Définition du préjudice d’établissement
Civ. 2, 8 juin 2017, pourvoi n° 16-19185, à paraître au Bulletin
Le présent arrêt a été rendu dans le cadre d’un litige engagé par une personne qui, « ayant été exposée au diéthylstilbestrol (DES) à la suite de la prise de distilbène par sa mère au cours de sa grossesse », a ultérieurement souffert de divers préjudices.
La Cour de cassation a approuvé les juges d’appel qui, « ayant retenu que le préjudice d’établissement répare la perte de la faculté de réaliser un projet de vie familiale en raison de la gravité d’un handicap », puis ayant « constaté que Mme Y…, qui réclamait réparation des conséquences de sa stérilité, avait adopté un enfant, ce dont il résultait qu’elle avait fondé une famille », en ont « exactement déduit qu’elle n’avait pas subi un tel préjudice ».
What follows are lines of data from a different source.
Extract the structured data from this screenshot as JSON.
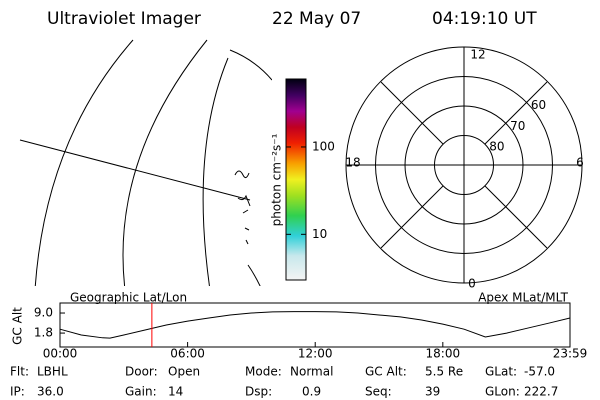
{
  "header": {
    "title": "Ultraviolet Imager",
    "date": "22 May 07",
    "time": "04:19:10 UT"
  },
  "colorbar": {
    "label": "photon cm⁻²s⁻¹",
    "log_scale": true,
    "lim": [
      3,
      600
    ],
    "ticks": [
      10,
      100
    ]
  },
  "polar": {
    "mlt_labels": [
      "12",
      "18",
      "6",
      "0"
    ],
    "lat_rings": [
      80,
      70,
      60
    ]
  },
  "altitude_plot": {
    "left_label": "Geographic Lat/Lon",
    "right_label": "Apex MLat/MLT",
    "ylabel": "GC Alt",
    "x": [
      0,
      1,
      2,
      2.35,
      3,
      4,
      5,
      6,
      7,
      8,
      9,
      10,
      11,
      12,
      13,
      14,
      15,
      16,
      17,
      18,
      19,
      20,
      21,
      22,
      23,
      23.98
    ],
    "values": [
      3.2,
      1.1,
      0.1,
      0.0,
      1.1,
      2.9,
      4.7,
      6.1,
      7.2,
      8.3,
      9.0,
      9.4,
      9.5,
      9.5,
      9.4,
      9.0,
      8.3,
      7.6,
      6.5,
      5.0,
      3.2,
      0.4,
      1.8,
      3.6,
      5.4,
      7.2
    ],
    "color": "#000000",
    "marker_x": 4.32,
    "marker_color": "#ff0000",
    "xlim": [
      0,
      23.98
    ],
    "ylim": [
      -3.2,
      12.6
    ],
    "xticks": [
      {
        "value": 0,
        "label": "00:00"
      },
      {
        "value": 6,
        "label": "06:00"
      },
      {
        "value": 12,
        "label": "12:00"
      },
      {
        "value": 18,
        "label": "18:00"
      },
      {
        "value": 23.98,
        "label": "23:59"
      }
    ],
    "yticks": [
      {
        "value": 9,
        "label": "9.0"
      },
      {
        "value": 1.8,
        "label": "1.8"
      }
    ]
  },
  "status": [
    [
      {
        "label": "Flt:",
        "value": "LBHL"
      },
      {
        "label": "Door:",
        "value": "Open"
      },
      {
        "label": "Mode:",
        "value": "Normal"
      },
      {
        "label": "GC Alt:",
        "value": "5.5 Re"
      },
      {
        "label": "GLat:",
        "value": "-57.0"
      }
    ],
    [
      {
        "label": "IP:",
        "value": "36.0"
      },
      {
        "label": "Gain:",
        "value": "14"
      },
      {
        "label": "Dsp:",
        "value": "0.9"
      },
      {
        "label": "Seq:",
        "value": "39"
      },
      {
        "label": "GLon:",
        "value": "222.7"
      }
    ]
  ]
}
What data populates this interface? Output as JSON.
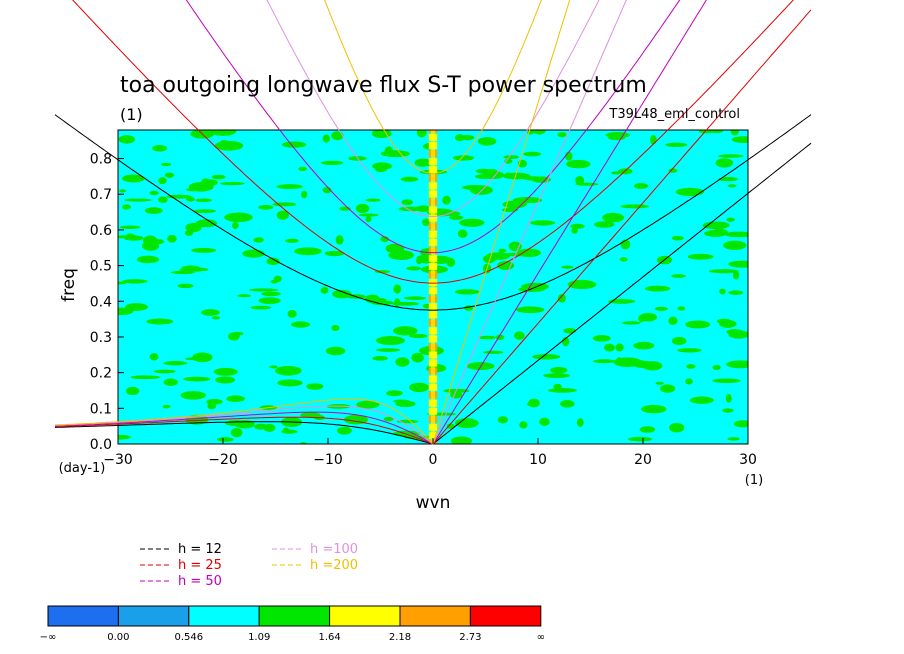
{
  "chart_data": {
    "type": "heatmap",
    "title": "toa outgoing longwave flux S-T power spectrum",
    "subtitle_left": "(1)",
    "subtitle_right": "T39L48_eml_control",
    "xlabel": "wvn",
    "ylabel": "freq",
    "x_unit": "(1)",
    "y_unit": "(day-1)",
    "xlim": [
      -30,
      30
    ],
    "ylim": [
      0,
      0.88
    ],
    "x_ticks": [
      "−30",
      "−20",
      "−10",
      "0",
      "10",
      "20",
      "30"
    ],
    "x_tick_values": [
      -30,
      -20,
      -10,
      0,
      10,
      20,
      30
    ],
    "y_ticks": [
      "0.0",
      "0.1",
      "0.2",
      "0.3",
      "0.4",
      "0.5",
      "0.6",
      "0.7",
      "0.8"
    ],
    "y_tick_values": [
      0,
      0.1,
      0.2,
      0.3,
      0.4,
      0.5,
      0.6,
      0.7,
      0.8
    ],
    "dispersion_curves": [
      {
        "label": "h = 12",
        "h": 12,
        "color": "#000000"
      },
      {
        "label": "h = 25",
        "h": 25,
        "color": "#e00000"
      },
      {
        "label": "h = 50",
        "h": 50,
        "color": "#c000c0"
      },
      {
        "label": "h =100",
        "h": 100,
        "color": "#e090e0"
      },
      {
        "label": "h =200",
        "h": 200,
        "color": "#f0c000"
      }
    ],
    "colorbar": {
      "labels": [
        "−∞",
        "0.00",
        "0.546",
        "1.09",
        "1.64",
        "2.18",
        "2.73",
        "∞"
      ],
      "colors": [
        "#1e6ef0",
        "#1aa0e8",
        "#00ffff",
        "#00e600",
        "#ffff00",
        "#ffa000",
        "#ff0000"
      ]
    }
  }
}
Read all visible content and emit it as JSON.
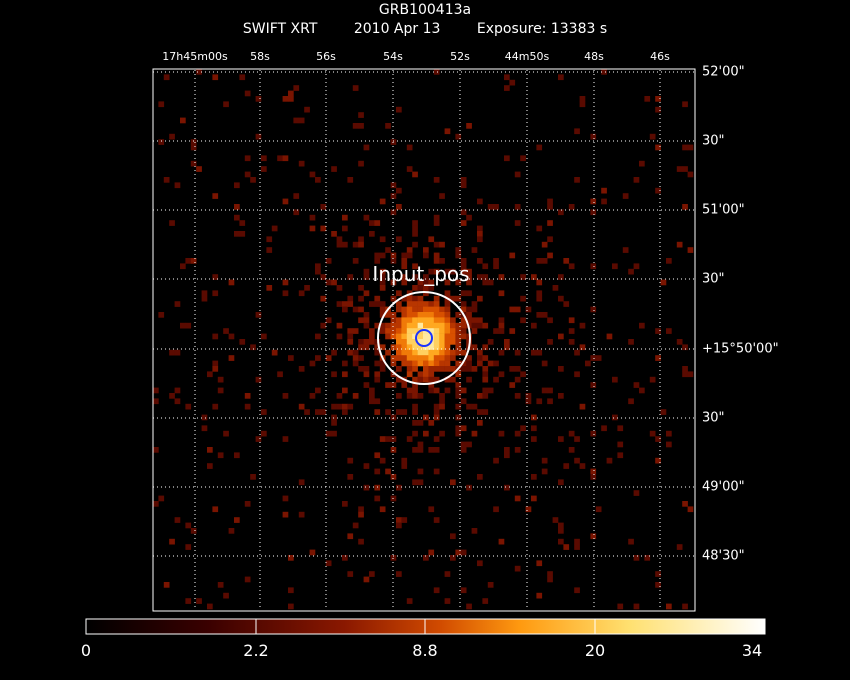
{
  "header": {
    "target": "GRB100413a",
    "instrument": "SWIFT XRT",
    "date": "2010 Apr 13",
    "exposure": "Exposure: 13383 s"
  },
  "ra_labels": [
    "17h45m00s",
    "58s",
    "56s",
    "54s",
    "52s",
    "44m50s",
    "48s",
    "46s"
  ],
  "dec_labels": [
    "52'00\"",
    "30\"",
    "51'00\"",
    "30\"",
    "+15°50'00\"",
    "30\"",
    "49'00\"",
    "48'30\""
  ],
  "source": {
    "label": "Input_pos",
    "circle_color": "#ffffff",
    "marker_color": "#1a33ff"
  },
  "colorbar": {
    "ticks": [
      "0",
      "2.2",
      "8.8",
      "20",
      "34"
    ],
    "colors": [
      "#000000",
      "#3a0000",
      "#8a1800",
      "#d04a00",
      "#ff9a10",
      "#ffe070",
      "#ffffff"
    ]
  },
  "grid_color": "#ffffff"
}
En revanche, la Haute juridiction a estimé que la cour d’appel ne pouvait pas retenir, pour n’indemniser que partiellement les frais exposés par l’intéressée à l’occasion de la procédure d’adoption à laquelle elle a eu recours en 2010, que cette « démarche relève de son choix personnel et ne peut être considérée seulement comme une conséquence de l’impossibilité d’une procréation, que la société ne peut ainsi être tenue d’en assumer intégralement les conséquences financières ».
En statuant de la sorte, « alors que, d’une part, elle avait imputé la stérilité de Mme Y… à son exposition au DES, d’autre part, elle avait relevé que son dossier de stérilité mentionnait un désir d’enfant depuis 2002, qu’elle avait subi en 2006 une hystéroplastie qui n’avait cependant pas permis de grossesse, que cette impossibilité de procréer avait été source de souffrances morales, ce dont il résultait que le recours à l’adoption était la conséquence directe de la faute de la société, la cour d’appel, qui n’a pas tiré les conséquences légales de ses propres constatations, a violé le principe [de la réparation intégrale sans perte ni profit pour la victime] ».
En d’autres termes, les frais exposés à l’occasion d’une procédure d’adoption par la victime devenue stérile à la suite d’une exposition au distilbène imputable à la société ayant commercialisé ce médicament doivent être intégralement pris en charge par cette dernière.